Will was fond of old-lady phrases like up to snuff, which probably would have amused me if I hadn’t been feeling pretty annoyed with him at this point. “Thanks. Say, Will, why do we like yearbook so much anyway?”
About a million colors passed over Will’s face. He began by sighing and that turned into a laugh. His brow furrowed for a second, and then his blue eyes seemed to cloud, like he might cry. He didn’t cry though.
“Is it a hard question?” I asked.
“No. It’s probably ludicrous…I just hoped it might be something you would remember on your own. I know it might seem lame to some people, but we both really believe in what we’re doing. I’d say you even more than me. To us, it’s not just a book with a bunch of pictures. It’s an icon, a symbol. It gives the younger kids an ideal to aspire to, and the older ones who’ve graduated something to hold on to when the world is hard. We both really believe that it can define the school and the way people see the school. A good high school yearbook can make a better school. And better kids. And a better planet. And a better universe. We write the story of the year. If you think about it, it’s a huge responsibility.”

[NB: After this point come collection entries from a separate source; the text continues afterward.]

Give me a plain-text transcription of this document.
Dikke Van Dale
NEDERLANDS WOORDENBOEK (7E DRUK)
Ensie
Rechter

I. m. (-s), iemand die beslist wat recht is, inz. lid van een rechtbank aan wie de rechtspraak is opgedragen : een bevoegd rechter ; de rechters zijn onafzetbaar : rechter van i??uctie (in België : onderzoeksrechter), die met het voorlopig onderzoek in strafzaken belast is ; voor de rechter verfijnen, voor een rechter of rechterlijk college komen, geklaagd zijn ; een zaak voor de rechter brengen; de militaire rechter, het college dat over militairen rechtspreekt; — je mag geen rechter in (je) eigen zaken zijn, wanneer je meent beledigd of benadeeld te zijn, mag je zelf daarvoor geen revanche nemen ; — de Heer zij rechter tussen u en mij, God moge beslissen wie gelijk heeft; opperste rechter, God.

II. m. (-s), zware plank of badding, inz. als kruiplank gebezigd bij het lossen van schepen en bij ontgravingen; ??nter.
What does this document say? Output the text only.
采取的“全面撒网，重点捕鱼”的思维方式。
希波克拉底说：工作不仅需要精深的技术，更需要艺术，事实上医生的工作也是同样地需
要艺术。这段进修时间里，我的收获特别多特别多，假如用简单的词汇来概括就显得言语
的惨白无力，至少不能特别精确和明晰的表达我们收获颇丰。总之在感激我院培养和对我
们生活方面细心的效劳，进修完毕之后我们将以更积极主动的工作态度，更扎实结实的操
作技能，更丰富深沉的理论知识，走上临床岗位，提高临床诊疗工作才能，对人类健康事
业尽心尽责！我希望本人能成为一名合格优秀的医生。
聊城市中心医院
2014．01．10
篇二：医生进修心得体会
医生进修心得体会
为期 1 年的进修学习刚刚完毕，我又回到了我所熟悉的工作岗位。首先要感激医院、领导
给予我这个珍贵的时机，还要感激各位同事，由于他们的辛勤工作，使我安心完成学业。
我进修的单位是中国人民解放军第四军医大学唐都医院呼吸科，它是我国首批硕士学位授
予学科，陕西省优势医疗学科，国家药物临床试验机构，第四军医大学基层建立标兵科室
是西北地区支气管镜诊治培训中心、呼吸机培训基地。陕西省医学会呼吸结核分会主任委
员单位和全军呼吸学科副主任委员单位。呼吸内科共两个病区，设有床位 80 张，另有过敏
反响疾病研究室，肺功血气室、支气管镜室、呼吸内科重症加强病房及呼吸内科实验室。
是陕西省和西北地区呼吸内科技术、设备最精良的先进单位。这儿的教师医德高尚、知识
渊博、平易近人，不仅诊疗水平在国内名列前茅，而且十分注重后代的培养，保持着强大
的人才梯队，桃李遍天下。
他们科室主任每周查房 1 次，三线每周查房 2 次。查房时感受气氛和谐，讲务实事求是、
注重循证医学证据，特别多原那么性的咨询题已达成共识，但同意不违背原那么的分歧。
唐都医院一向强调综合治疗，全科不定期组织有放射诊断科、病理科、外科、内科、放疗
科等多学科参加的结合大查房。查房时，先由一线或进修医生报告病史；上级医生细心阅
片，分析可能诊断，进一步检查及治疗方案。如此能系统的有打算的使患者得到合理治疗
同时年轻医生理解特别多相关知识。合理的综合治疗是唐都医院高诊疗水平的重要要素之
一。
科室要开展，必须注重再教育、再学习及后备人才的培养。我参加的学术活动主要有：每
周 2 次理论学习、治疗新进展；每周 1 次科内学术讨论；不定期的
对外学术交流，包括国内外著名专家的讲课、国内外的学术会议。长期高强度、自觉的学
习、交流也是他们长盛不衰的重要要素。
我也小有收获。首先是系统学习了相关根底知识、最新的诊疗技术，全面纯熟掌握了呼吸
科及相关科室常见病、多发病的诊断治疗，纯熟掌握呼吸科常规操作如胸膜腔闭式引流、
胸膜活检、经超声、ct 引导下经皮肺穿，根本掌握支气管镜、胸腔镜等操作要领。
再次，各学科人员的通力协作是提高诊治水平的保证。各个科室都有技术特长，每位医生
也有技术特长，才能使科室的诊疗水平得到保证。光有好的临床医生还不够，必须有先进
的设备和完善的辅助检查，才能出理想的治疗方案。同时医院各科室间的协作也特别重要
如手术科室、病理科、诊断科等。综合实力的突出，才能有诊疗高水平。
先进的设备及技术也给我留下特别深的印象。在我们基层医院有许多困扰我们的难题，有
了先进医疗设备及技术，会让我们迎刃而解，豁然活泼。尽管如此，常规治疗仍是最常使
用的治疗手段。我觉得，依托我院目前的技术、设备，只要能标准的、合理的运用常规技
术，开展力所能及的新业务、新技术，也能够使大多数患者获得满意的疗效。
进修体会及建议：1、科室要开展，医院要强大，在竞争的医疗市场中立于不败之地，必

“Good speech,” I said sincerely.
“I’ve given better. We used to always talk about all the things we would do when we were finally running the show. How we’d really include everybody in the yearbook, and make it democratic and personal at the same time. How we’d make sure it wasn’t just pictures of the popular people and the athletes and the kids who were friends with people on the staff. You’re all three, by the way.”
“I am?” I knew the athlete part to be right, but I hadn’t felt at all popular in my one day at Tom Purdue.